Experts: Coronvirus brings spike in anti-Semitic sentiments

Israeli researchers report that the global coronavirus outbreak has sparked a rise in anti-Semitic expression blaming Jews for the spread of the disease and the economic recession it has caused.

The findings, which come in an annual report by Tel Aviv University researchers on anti-Semitism, show an 18% spike in attacks against Jews last year. The report warns that the pandemic has threatened to amp up incitement even more.

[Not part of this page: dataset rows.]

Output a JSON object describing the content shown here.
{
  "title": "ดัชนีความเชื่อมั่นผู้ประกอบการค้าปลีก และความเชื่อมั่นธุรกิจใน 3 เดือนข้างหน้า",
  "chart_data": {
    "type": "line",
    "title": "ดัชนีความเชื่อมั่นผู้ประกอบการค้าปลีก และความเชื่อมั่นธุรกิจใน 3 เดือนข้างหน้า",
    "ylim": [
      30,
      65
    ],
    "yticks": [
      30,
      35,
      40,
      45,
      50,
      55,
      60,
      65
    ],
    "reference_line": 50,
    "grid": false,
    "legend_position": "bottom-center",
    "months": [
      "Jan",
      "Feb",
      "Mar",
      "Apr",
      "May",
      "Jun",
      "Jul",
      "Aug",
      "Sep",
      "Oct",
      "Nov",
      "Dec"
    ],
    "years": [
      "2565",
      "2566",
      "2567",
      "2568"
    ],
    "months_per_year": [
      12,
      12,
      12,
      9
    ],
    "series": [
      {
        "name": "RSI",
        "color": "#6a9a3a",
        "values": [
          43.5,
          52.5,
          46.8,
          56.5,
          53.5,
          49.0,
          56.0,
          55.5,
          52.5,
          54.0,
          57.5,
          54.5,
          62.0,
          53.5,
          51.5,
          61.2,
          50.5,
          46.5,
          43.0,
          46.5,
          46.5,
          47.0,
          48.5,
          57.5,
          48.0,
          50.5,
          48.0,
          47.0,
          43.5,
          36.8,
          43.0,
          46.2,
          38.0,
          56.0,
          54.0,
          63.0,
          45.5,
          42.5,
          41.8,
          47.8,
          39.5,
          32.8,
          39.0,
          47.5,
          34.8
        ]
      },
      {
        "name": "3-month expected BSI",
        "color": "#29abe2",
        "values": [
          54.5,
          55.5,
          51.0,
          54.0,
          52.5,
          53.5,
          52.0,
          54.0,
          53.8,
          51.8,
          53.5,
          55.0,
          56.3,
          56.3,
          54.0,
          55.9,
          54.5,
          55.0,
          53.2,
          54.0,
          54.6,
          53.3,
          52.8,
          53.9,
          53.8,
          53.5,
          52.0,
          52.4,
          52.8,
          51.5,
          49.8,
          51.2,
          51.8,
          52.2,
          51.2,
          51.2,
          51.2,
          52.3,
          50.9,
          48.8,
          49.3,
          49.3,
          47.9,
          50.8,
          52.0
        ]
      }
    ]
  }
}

Although they do not include 2020 statistics, the researchers say the hatred has come from sources as varied as right-wing European politicians, ultra-conservative American pastors, anti-Zionist intellectuals and Iranian state authorities.

“Since the beginning of the COVID-19 pandemic, there has been a significant rise in accusations that Jews, as individuals and as a collective, are behind the spread of the virus or are directly profiting from it,” says Moshe Kantor, president of the European Jewish Congress, an umbrella group representing Jewish communities across the continent. “The language and imagery used clearly identifies a revival of the medieval ‘blood libels’ when Jews were accused of spreading disease, poisoning wells or controlling economies.”

Tel Aviv University’s Kantor Center for the Study of Contemporary European Jewry releases its report every year on the eve of Israel’s Holocaust Remembrance Day, which begins Monday at sundown.